Mayflower, Day by Day - Monday, 12 October 1620

12 Oct 2020 2:45 AM | Soule (Administrator)

Teenaged Boys

As mentioned earlier, the most numerous age group of passengers were teenaged boys (perhaps 24 boys between 10 and 18, out of 102 passengers).  This, as you might expect, caused some problems both on board and on shore.  Francis Billington nearly caused a disaster onboard the Mayflower shortly after arrival in Plymouth Harbour, when he shot off his father's gun inside a cabin, sending sparks towards an open barrel of gunpowder.  After he came ashore, he climbed up a tree and claimed to have spotted a "great sea" in the distance: a small pond that still carries the name "Billington's Sea" even today. The affidavit of Francis Billington (Plymouth County Deeds, v. 1, 81), dated 1674, in which he declared himself sixty-eight years old, would indicate that he was born in 1606, and hence must have been about fourteen years of age when he (almost) blew up the Mayflower.  John Billington, who was perhaps two years older than his brother Francis, was lost in the wood and, “living on berries and what he could find” for several days, was returned to Plymouth from Nauset (Eastham) where he had been safeguarded by the Indians on Cape Cod.  I have seen comments online suggesting that the Billingtons were Roman Catholic recusants, but no documentation for this seems to be offered.  If this is true, it would explain quite a bit of the friction between the family and the rest of the community.  The Billingtons were the only household to come through the epidemic of the first winter unscathed, which rather mystified (and perhaps annoyed) the Saints.  Francis Billington’s descendants include President James A. Garfield and (perhaps appropriately) Taylor Swift and three of the Beach Boys. 

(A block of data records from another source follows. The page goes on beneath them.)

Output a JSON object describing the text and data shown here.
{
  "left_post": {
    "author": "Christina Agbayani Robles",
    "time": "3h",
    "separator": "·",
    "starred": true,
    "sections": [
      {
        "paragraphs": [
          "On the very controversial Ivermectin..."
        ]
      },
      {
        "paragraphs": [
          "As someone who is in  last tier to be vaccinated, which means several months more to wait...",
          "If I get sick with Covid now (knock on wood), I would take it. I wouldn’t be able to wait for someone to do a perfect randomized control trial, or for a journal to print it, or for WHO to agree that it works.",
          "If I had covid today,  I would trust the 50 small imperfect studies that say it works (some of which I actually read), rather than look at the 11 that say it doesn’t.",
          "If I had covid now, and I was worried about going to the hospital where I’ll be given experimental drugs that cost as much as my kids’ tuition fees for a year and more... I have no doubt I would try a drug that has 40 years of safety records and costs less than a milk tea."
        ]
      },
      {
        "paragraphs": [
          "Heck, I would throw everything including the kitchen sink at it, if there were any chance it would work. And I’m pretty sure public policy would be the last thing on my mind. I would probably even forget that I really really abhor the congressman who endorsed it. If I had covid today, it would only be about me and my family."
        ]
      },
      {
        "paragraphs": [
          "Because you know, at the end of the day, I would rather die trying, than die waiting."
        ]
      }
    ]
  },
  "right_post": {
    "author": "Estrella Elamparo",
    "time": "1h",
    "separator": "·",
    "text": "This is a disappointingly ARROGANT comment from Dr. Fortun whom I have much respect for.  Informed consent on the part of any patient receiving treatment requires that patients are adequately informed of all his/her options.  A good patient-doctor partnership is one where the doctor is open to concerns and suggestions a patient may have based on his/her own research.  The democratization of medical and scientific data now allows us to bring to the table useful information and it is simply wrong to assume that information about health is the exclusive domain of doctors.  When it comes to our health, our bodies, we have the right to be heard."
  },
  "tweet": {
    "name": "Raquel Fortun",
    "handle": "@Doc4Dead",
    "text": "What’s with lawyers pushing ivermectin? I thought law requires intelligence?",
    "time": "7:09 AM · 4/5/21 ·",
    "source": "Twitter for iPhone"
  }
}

The early eighteenth century notes of Thomas Prince describe an incident of 18 June 1621 when the first duel (“upon a challenge at single combat with sword and dagger") was fought in New England between two servants of Stephen Hopkins, Edward Doty (probably in his early twenties) and Edward Leister (of a similar age): they were the last two men to sign the Mayflower Compact, which has led some to speculate they may have been originally unwilling to sign and required some, um, er, “persuasion.”  The duel ended with one being wounded in the hand and one in the thigh. Their punishment was to be tied head and feet together for twenty-four hours without meat or drink. But soon their master Stephen Hopkins, apparently taking pity on their "great pains", made a "humble request, upon promise of a better carriage" and they were released.  Leister eventually moved to Virginia, but Doty (spelled in a variety of ways) remained in Plymouth, married at least twice, and raised a numerous family.